Nos últimos anos, a região tem sofrido um aumento da criminalidade que, segundo fontes consultadas pela AFP, se deve a uma fiscalização mais leve do Estado brasileiro, aproveitada pelo narcotráfico e por outras organizações ilegais de garimpo (exploração de pedras ou metais preciosos), caça, pesca e extração de madeira.

Essa realidade fez com que o dirigente regional da Polícia Federal do Amazonas, Eduardo Alexandre Fontes, qualificasse a área como uma região "bastante perigosa", ao iniciar as buscas dos dois desaparecidos.

"A região amazónica sempre se apresentou como um espaço privilegiado para as ações do tráfico (...) a dinâmica da natureza, da floresta contribui para a própria camuflagem da droga", explicou Aiala Colares, geógrafo da Universidade Federal do Pará e investigador especializado na Amazónia, na ONG Fórum Brasileiro de Segurança Pública.

Nesta floresta amazónica, cortada por rios que, durante alguns meses ao longo do ano, inundam parte da vegetação, os povos nativos têm enfrentado ameaças crescentes e invasões de criminosos.

Os narcotraficantes têm apostado desde a década de 90 nas vias fluviais da região para transportar drogas, principalmente cocaína do Peru e canábis e maconha da Colômbia, enumerou Colares.

"O tráfico cresceu substancialmente na última década", afirmou o especialista.

Colares definiu como "multidimensional" a ação dos bandos que ali operam, já que combinam tanto o narcotráfico como crimes ambientais, como o contrabando de madeira.

Bárbara Arisi, antropóloga e professora da Vrije Universiteit de Amsterdão, trabalha com povoações de Javari desde 2003 e afirma ter constatado uma deterioração na última década.

"Há cada vez mais criminosos, mais organizados e armados, que tiraram proveito da falta de estrutura do Estado (nesta região)", disse Arisi.

A antropóloga comparou a introdução do narcotráfico em comunidades nativas à entrada do tráfico em comunidades de cidades como o Rio de Janeiro.

Atalaia do Norte, cidade onde Phillips e Pereira estavam hospedados durante a sua expedição, tem o terceiro pior Índice de Desenvolvimento Humano em todo o Brasil, entre mais de 5.000 municípios, segundo o último censo.

Pereira, que como licenciado da Funai (Fundação Nacional do Índio) ajudava nativos a organizarem-se para defender o seu território, foi ameaçado por madeireiros e traficantes que tentavam invadir as terras protegidas.
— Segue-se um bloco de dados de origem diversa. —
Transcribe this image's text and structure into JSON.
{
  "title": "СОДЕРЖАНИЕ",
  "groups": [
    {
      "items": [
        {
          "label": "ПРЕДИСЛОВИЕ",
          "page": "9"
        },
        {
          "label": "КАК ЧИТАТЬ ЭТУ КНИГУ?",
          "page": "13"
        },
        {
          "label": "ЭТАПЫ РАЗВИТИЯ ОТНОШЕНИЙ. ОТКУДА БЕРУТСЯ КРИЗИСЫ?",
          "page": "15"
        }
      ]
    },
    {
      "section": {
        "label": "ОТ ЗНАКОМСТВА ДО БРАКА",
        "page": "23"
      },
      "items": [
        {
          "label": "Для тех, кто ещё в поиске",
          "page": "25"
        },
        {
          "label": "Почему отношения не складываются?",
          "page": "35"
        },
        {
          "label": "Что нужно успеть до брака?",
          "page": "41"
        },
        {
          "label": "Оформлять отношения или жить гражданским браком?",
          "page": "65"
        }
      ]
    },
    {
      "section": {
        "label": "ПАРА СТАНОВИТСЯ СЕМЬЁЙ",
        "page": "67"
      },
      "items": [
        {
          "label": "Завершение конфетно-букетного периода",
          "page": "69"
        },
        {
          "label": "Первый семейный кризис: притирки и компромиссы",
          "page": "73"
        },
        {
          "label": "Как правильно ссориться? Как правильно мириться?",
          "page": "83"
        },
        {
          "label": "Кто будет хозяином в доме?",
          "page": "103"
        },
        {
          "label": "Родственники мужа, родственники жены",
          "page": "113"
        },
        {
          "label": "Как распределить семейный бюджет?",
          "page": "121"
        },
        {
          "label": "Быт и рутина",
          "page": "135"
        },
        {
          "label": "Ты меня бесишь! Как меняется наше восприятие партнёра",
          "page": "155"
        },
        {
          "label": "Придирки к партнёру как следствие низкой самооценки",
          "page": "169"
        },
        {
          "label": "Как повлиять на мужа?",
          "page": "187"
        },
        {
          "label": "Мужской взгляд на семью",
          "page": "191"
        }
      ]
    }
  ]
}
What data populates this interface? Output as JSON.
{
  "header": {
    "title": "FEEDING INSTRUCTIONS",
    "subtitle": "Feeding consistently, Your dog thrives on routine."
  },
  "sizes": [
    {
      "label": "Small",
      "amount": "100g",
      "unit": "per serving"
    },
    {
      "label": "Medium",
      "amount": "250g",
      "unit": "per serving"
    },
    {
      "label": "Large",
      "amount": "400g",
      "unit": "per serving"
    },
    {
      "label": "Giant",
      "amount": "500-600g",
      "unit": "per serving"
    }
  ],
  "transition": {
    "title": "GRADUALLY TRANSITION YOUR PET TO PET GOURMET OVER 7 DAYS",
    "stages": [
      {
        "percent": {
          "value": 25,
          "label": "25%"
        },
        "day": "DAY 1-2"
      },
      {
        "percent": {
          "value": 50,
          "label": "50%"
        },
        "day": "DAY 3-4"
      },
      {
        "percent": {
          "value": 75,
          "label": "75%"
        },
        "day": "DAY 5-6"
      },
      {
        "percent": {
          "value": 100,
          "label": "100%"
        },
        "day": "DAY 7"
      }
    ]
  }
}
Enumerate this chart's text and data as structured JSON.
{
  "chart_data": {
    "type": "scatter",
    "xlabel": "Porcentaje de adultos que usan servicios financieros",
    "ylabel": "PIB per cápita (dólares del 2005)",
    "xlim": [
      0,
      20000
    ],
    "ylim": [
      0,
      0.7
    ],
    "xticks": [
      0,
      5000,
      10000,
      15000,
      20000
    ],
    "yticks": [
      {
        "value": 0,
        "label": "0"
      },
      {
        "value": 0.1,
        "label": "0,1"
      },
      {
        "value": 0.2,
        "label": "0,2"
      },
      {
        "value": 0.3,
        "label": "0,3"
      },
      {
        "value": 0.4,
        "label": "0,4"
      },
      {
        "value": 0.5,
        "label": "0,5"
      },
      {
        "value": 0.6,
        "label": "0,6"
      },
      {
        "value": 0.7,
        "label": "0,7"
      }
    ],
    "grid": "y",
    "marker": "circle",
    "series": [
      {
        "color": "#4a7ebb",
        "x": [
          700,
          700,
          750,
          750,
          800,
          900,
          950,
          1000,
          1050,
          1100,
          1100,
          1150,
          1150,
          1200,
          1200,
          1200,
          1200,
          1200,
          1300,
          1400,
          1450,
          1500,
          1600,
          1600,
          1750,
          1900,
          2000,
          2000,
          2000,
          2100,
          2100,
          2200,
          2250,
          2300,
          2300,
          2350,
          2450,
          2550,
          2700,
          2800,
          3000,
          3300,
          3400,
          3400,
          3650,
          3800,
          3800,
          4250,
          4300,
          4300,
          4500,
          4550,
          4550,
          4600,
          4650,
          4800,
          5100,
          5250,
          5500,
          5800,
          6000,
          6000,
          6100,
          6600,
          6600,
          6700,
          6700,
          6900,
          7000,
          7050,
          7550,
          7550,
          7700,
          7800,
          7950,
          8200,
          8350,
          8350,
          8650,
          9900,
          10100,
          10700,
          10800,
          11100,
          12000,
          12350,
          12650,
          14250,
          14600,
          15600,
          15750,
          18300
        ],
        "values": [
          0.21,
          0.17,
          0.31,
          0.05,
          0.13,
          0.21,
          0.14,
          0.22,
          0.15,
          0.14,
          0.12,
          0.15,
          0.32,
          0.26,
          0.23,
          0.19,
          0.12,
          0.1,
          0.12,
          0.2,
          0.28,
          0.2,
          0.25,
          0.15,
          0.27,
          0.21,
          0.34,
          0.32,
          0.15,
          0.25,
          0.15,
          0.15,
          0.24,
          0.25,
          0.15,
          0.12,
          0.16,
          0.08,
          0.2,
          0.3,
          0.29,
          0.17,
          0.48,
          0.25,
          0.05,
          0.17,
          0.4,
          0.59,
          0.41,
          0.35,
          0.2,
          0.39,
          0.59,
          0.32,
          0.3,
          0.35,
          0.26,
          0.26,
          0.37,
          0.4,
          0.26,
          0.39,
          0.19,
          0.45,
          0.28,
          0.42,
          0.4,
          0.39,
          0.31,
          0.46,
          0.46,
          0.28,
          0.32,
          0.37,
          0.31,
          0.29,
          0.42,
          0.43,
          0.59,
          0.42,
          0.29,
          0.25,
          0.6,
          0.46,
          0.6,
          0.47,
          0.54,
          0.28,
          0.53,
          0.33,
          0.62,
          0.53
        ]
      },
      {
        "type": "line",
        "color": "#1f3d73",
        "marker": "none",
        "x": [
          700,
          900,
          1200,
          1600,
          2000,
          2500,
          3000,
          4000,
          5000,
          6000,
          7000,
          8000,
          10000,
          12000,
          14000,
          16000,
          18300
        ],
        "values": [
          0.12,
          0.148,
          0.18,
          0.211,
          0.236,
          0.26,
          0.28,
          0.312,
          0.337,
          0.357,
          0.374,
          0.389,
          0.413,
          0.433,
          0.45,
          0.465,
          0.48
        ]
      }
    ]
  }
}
"O que aconteceu com Bruno e Dom é resultado de toda essa máfia que existe na região e do crime organizado que só é possível constituir-se pela ausência do Estado", disse Antenor Vaz, presidente da Funai no Javari entre 2006 e 2009.

Vaz mostrou-se pessimista sobre a possibilidade de, mais de uma semana após o desaparecimento dos dois homens, as autoridades encontrarem os responsáveis materiais e intelectuais do caso.